Treasury 10-year notes pared a weekly loss as the highest yields since March bolstered demand as investors debated whether the economy is strengthening enough for the Federal Reserve to consider slowing stimulus measures.
Benchmark 10-year yields climbed to the highest level since March 14 yesterday and volatility increased to the most in six months after Fed Chairman Ben S. Bernanke said earlier this week the central bank may cut the pace of asset purchases if policy makers see indications of sustained growth. A government report showed durable goods orders (DGNOCHNG) rose more than forecast in April.
“We’re at the top of the range,” said Larry Milstein, managing director in New York of government-debt trading at R.W. Pressprich & Co. “It’s probably a good buying opportunity at these levels. The Fed’s still in buying $85 billion a month. They haven’t tapered that as of yet.”
The 10-year yield fell one basis point, or 0.01 percentage point, to 2 percent at 12 p.m. in New York. The yield rose to 2.07 percent yesterday. The price of the 1.75 percent note due in May 2023 rose 3/32, or 94 cents per $1,000 face value, to 97 22/32. The yield has climbed five basis points this week, the fourth consecutive five-day loss since four weeks ended in August.
Orders for durable goods, those meant to last at least three years, increased 3.3 percent last month after dropping 5.9 percent in March, the Commerce Department said today in Washington. The median forecast from 78 economists surveyed by Bloomberg projected a 1.5 percent increase.
“The bond market has re-calibrated its views of where fair value is in yields relative to continued expectations of the Fed pulling back some stimulus,” said Adrian Miller, director of fixed-income strategies at GMP Securities LLC in New York. “This seems to be the appropriate level.”
Bernanke said in testimony to the U.S. Congress on May 22 that the central bank may reduce its stimulus at some point. “If we see continued improvement, and we have confidence that that is going to be sustained, then we could in -- in the next few meetings -- we could take a step down in our pace of purchases,” he said.
Treasury volatility as measured by Bank of America Merrill Lynch’s MOVE index increased to 68.22 yesterday, the highest level since Nov. 6.
“The Fed have made it very clear that their monetary policy is data dependent, so sensitivity to data will be even greater than normal,” said Peter Chatwell, a senior fixed-income strategist at Credit Agricole SA (ACA) in London. “The selloff in Treasuries is to be expected when equity markets are reaching new highs but undoubtedly the move was multiplied by Bernanke’s comments.”

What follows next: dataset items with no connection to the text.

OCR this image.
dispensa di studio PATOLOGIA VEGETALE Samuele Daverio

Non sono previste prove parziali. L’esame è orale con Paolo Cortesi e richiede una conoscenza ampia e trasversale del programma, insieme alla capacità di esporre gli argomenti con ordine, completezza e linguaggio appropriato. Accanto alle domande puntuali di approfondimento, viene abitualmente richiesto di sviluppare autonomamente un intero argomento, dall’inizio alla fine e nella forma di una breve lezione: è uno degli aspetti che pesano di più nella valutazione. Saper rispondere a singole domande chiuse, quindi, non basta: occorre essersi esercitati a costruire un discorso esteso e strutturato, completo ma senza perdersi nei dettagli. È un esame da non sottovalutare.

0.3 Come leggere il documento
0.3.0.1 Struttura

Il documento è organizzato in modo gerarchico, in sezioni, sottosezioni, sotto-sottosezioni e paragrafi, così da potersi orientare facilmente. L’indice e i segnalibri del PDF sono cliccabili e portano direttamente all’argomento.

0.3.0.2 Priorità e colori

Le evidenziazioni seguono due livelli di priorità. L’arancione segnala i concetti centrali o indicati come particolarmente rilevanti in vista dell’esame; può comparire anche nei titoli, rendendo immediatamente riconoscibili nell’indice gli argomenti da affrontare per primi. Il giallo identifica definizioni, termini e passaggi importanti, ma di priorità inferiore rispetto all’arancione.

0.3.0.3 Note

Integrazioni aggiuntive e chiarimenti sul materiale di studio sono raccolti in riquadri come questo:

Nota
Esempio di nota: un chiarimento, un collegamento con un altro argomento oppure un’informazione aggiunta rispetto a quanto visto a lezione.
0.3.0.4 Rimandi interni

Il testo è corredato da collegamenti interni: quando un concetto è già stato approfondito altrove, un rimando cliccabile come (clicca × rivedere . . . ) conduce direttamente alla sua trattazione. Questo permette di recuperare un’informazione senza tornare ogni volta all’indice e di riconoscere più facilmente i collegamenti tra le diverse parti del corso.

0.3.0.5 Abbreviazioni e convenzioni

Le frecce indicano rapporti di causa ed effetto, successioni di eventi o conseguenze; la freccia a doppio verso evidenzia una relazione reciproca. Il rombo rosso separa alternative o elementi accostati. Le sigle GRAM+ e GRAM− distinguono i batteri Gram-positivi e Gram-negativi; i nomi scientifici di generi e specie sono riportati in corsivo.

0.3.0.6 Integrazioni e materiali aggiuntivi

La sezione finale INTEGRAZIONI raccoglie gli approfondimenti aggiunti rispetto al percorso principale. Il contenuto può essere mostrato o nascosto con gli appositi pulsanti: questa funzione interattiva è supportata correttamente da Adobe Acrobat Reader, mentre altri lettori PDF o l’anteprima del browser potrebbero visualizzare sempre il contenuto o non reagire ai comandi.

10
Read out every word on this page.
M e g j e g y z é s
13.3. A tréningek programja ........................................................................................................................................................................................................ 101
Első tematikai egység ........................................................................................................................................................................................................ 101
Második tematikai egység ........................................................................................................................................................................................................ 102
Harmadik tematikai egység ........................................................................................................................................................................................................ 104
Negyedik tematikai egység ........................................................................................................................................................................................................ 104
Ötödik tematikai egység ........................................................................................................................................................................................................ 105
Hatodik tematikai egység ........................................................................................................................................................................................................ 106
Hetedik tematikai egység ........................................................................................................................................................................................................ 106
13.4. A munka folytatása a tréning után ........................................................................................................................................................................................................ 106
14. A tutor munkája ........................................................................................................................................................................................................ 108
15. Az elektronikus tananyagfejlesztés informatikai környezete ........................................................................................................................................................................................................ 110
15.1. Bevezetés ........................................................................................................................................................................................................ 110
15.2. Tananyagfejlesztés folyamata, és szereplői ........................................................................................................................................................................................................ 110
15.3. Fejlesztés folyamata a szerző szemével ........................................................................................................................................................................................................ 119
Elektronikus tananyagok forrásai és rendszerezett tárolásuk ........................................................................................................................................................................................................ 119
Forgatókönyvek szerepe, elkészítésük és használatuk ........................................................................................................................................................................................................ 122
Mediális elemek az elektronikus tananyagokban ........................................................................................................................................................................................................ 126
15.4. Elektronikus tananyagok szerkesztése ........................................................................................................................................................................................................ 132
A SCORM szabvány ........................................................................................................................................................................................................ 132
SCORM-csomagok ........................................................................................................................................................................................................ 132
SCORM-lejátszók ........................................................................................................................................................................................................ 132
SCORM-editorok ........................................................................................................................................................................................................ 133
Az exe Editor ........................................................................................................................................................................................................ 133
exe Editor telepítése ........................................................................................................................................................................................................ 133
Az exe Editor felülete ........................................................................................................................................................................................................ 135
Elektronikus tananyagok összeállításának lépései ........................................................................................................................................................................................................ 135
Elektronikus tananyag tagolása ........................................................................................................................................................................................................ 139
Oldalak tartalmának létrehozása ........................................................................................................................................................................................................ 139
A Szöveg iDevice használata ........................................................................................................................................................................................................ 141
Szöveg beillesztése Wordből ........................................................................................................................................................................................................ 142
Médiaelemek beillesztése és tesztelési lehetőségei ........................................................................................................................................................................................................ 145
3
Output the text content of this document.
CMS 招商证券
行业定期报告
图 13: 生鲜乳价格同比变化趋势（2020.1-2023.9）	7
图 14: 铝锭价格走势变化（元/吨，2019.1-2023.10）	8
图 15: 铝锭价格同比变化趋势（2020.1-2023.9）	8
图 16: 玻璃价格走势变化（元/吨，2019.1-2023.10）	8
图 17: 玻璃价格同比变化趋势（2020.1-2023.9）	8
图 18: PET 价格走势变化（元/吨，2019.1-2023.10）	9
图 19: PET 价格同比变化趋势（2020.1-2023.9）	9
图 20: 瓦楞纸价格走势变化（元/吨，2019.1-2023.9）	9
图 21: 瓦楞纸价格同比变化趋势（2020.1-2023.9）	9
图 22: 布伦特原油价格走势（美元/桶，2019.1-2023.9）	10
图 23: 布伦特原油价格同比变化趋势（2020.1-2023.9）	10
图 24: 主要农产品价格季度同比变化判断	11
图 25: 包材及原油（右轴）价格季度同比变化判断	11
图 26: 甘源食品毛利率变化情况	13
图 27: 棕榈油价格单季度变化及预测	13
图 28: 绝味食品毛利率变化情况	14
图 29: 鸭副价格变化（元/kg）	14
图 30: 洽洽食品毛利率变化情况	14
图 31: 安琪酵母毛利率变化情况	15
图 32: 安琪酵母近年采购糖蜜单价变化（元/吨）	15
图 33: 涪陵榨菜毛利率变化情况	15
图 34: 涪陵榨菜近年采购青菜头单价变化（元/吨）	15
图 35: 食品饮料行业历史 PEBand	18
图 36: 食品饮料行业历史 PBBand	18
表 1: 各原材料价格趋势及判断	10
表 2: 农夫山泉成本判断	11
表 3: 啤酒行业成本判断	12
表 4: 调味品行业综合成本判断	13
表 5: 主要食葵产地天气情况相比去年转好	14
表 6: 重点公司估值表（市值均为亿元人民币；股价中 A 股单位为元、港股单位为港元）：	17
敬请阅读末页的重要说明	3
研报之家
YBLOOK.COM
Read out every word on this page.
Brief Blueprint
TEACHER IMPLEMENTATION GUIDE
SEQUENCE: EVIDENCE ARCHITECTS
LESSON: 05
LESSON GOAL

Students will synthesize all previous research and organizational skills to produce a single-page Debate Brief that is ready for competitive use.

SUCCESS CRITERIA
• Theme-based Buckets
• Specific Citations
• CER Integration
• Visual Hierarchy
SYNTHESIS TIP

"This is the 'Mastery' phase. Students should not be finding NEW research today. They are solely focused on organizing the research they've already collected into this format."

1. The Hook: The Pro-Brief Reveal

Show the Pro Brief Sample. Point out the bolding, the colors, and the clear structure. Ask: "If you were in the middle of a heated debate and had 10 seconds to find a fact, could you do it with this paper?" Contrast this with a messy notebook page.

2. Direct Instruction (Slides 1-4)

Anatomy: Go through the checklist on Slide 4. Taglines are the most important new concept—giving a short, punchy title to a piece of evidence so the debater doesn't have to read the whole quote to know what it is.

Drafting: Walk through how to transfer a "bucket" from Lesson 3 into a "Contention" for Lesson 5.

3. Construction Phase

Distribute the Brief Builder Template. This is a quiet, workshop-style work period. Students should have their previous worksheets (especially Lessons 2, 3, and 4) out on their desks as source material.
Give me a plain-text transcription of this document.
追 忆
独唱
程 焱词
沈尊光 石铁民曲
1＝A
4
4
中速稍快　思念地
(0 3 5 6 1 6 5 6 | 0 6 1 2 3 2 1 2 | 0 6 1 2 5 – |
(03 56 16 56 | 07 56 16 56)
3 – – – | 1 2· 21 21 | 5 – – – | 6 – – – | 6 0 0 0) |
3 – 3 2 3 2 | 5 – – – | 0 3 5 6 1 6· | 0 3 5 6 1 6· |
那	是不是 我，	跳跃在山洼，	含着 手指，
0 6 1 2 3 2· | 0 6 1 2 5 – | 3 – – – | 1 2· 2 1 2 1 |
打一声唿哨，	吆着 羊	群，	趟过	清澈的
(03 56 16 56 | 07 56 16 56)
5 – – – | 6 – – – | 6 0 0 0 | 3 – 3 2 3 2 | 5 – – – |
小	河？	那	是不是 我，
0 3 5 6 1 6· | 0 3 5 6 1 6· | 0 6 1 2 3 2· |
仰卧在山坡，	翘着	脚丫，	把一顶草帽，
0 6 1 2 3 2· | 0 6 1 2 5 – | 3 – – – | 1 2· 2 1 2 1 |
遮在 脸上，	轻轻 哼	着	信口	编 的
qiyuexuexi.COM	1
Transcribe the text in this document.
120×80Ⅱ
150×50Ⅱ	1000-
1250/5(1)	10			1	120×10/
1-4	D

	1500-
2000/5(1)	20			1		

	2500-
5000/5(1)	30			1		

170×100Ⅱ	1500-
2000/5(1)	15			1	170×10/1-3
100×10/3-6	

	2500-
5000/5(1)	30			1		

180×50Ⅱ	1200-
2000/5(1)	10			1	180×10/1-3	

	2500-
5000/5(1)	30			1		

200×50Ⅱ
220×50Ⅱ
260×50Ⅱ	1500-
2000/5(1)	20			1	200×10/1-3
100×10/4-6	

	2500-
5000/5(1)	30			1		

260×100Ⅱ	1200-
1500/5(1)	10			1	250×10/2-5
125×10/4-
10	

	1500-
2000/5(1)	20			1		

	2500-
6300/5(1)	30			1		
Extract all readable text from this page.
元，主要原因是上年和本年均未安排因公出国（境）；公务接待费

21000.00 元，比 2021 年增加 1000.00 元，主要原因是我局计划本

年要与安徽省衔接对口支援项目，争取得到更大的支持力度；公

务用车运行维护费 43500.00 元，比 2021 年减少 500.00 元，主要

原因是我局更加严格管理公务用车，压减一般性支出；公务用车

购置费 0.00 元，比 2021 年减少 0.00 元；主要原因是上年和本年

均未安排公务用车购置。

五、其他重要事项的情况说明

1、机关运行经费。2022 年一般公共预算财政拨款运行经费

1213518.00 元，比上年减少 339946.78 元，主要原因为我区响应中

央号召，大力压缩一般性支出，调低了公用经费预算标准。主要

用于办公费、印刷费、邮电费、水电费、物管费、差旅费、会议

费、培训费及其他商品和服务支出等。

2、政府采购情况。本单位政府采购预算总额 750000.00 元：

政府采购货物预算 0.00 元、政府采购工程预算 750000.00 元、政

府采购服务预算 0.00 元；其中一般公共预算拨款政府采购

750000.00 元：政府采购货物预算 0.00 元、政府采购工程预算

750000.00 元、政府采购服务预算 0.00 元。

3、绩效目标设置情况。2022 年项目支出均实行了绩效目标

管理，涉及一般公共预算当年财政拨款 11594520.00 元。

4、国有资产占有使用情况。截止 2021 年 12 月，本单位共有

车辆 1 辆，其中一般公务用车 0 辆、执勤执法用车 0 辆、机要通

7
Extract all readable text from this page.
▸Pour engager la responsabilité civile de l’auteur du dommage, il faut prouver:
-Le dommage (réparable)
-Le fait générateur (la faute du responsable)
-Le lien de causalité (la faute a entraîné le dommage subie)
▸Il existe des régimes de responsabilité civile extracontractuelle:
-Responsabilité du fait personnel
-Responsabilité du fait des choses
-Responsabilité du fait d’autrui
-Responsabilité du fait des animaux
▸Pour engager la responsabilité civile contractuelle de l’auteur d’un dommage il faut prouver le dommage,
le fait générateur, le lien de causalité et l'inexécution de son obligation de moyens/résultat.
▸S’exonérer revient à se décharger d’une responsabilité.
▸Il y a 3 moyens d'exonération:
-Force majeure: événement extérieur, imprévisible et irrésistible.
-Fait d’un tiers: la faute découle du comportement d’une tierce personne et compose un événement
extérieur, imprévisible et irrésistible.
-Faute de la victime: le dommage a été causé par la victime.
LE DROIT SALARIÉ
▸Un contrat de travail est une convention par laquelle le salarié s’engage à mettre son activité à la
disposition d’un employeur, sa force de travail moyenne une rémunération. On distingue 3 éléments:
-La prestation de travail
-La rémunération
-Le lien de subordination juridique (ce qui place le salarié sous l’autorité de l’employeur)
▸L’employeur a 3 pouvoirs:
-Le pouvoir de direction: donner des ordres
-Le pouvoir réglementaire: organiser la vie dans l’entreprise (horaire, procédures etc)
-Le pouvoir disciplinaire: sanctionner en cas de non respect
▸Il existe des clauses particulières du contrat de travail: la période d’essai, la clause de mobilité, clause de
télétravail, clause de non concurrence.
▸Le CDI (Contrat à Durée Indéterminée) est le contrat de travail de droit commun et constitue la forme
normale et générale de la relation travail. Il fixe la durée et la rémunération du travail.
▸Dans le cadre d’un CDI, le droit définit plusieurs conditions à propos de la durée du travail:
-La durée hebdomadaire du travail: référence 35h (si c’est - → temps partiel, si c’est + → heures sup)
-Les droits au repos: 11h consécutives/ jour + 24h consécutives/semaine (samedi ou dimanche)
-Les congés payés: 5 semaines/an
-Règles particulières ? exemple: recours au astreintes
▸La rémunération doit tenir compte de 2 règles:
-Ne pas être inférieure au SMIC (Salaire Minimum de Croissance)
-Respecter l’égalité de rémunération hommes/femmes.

The Standard & Poor’s 500 Index has fallen for three days after rising to a record this week.
Treasuries have handed investors a loss of 1.4 percent this month through yesterday, according to indexes compiled by Bank of America Merrill Lynch. German bunds dropped 1.1 percent.
Business confidence in Germany climbed in May, adding to signs that growth in Europe’s largest economy is gathering pace. The Ifo institute’s business climate index, based on a survey of 7,000 executives, rose to 105.7 from 104.4 in April. Analysts predicted sentiment would remain unchanged, according to the median of 44 forecasts in a Bloomberg News survey.
Treasury Inflation Protected Securities rose yesterday after non-primary dealers bought about 69 percent of the $13 billion of the securities issued. The government’s offering of the notes drew a high yield of minus 0.225 percent, compared with minus 0.602 percent at the March 21 offering, the biggest jump since the January 2011 sale of the maturity. The bid-to-cover ratio, which gauges demand by comparing total bids with the amount of securities offered, was 2.52.
The yield on current 10-year TIPS was little changed at negative 0.28 percent after dropping two basis points yesterday.
Indirect bidders, a class of investors that includes foreign central banks, bought 56.8 percent of the 10-year TIPS auctioned yesterday, the highest level since November 2010. They purchased 51.3 percent at the March sale. The average for the past 10 offerings is 44.5 percent.